Nine years ago, Paula Stanton was cleaning her bathroom when she realized that her ring, a gold band encrusted with diamonds, was missing from her left ring finger.

“I was cleaning and knew I must have flushed it down,” Stanton, who lives in Somers Point, New Jersey, told the Press of Atlantic City.

“It had been a little big on my finger because it was wintertime and my hands were smaller. I felt so bad about it. Sad and embarrassed.”

A council worker found it while doing routine maintenance work on a sewer line. Photo: Getty Images (stock image)
A council worker found it while doing routine maintenance work on a sewer line. Photo: Getty Images (stock image)

Stanton’s husband, Michael, had given her the ring to celebrate their 20th wedding anniversary.

Although he replaced it and jokingly told his wife to “hold onto this one,” Stanton never stopped thinking about the original gift and how much it meant to her.

Six years passed and Stanton believed that her ring was gone for good, but she couldn’t help but wonder if it was out there somewhere.

So she reached out to Ted Gogol, an acquaintance of her husband’s, who works for the Somers Point Public Works Department, three years ago to see if he could help her track down the lost ring.

“She had this look on her face while she was telling me about it that said, ‘I can’t believe I did this,’” Gogol told the news outlet.

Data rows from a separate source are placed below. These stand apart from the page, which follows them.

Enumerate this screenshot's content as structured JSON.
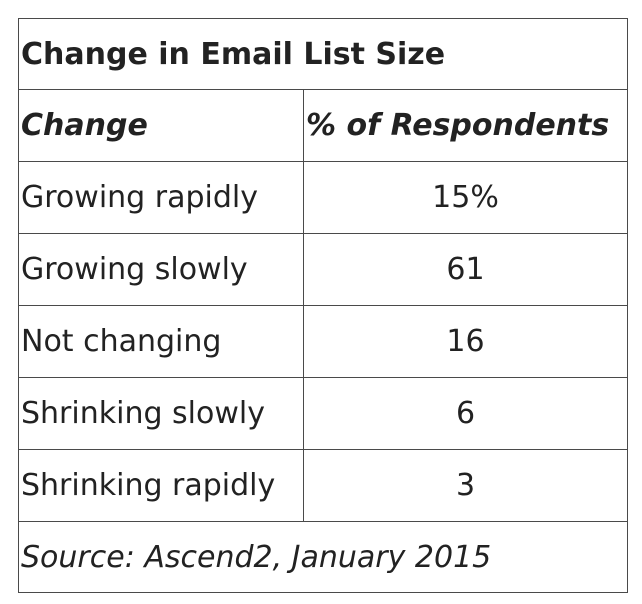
{
  "chart_data": {
    "type": "table",
    "title": "Change in Email List Size",
    "columns": [
      "Change",
      "% of Respondents"
    ],
    "rows": [
      {
        "label": "Growing rapidly",
        "value": "15%"
      },
      {
        "label": "Growing slowly",
        "value": "61"
      },
      {
        "label": "Not changing",
        "value": "16"
      },
      {
        "label": "Shrinking slowly",
        "value": "6"
      },
      {
        "label": "Shrinking rapidly",
        "value": "3"
      }
    ],
    "source": "Source: Ascend2, January 2015"
  }
}
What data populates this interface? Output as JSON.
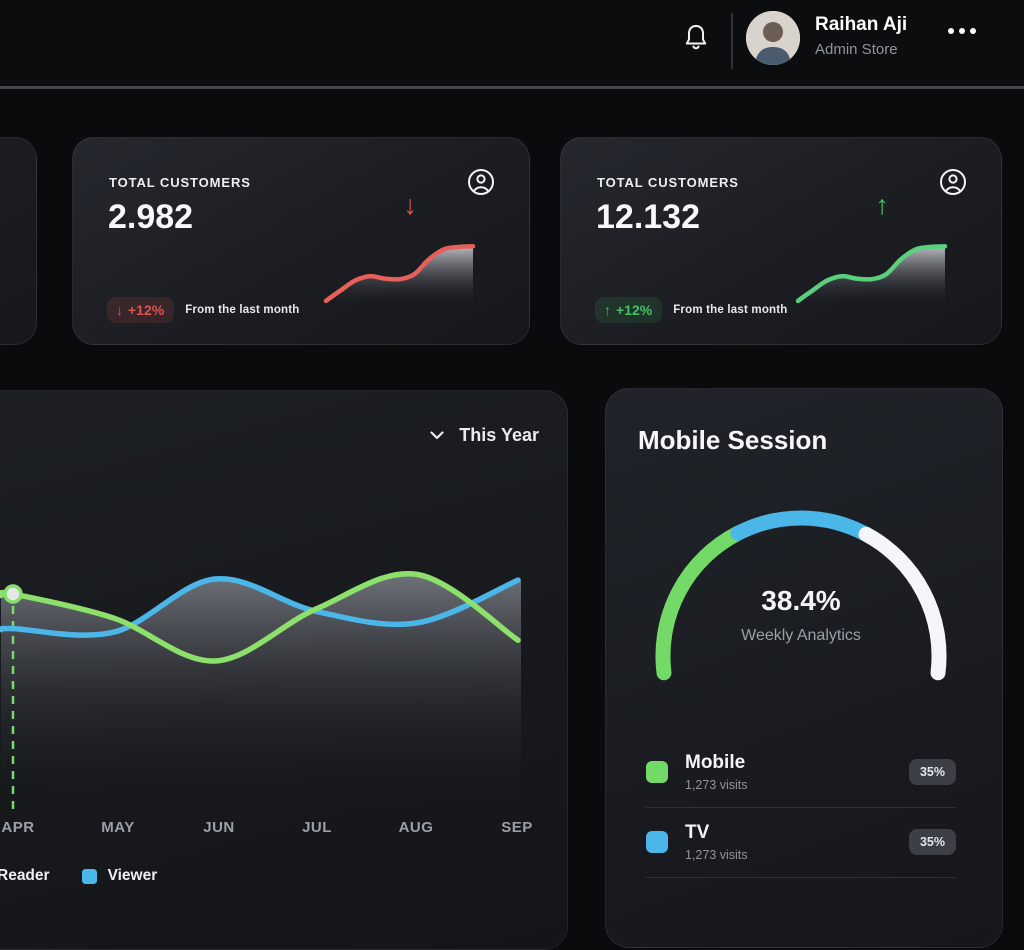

“I told her really nicely that the chances of us finding it … well, just in passing, we’d keep an eye out for it.”

Everyone was out of luck until just last month — nine years after the ring went missing and three years after Gogol first heard the story — when Gogol found himself working not 400 feet away from the Stantons’ house doing routine maintenance work on a sewer line.

“I saw something shiny sitting in the mud and debris,” Gogol said. “I realized it was a ring, and I remembered the woman who was looking for a ring.”

Paula and Michael Stanton, however, were in South Carolina visiting their son and his family for Thanksgiving. So, Gogol left a note on their door, the Press of Atlantic City reported.

Stanton called public works and was informed by Gogol he had a found a ring, but he wasn’t sure it was hers. After all, he found it in the mud, near a utility hole, nearly a decade after it had gone missing. However, Gogol was able to see that the couple’s initials were engraved on the interior of the band. He was convinced it belonged to her.

Stanton, on advice from a jeweller, boiled the ring in peroxide and lemon juice a number of times, and she is now wearing her long-lost ring again alongside her replacement ring.

She and her husband will celebrate their 38th wedding anniversary on Dec. 27.

Gogol found the lost ring in a sewer system that runs about 64km and processes about a million gallons a day. Stanton told Gogol it was her Christmas miracle.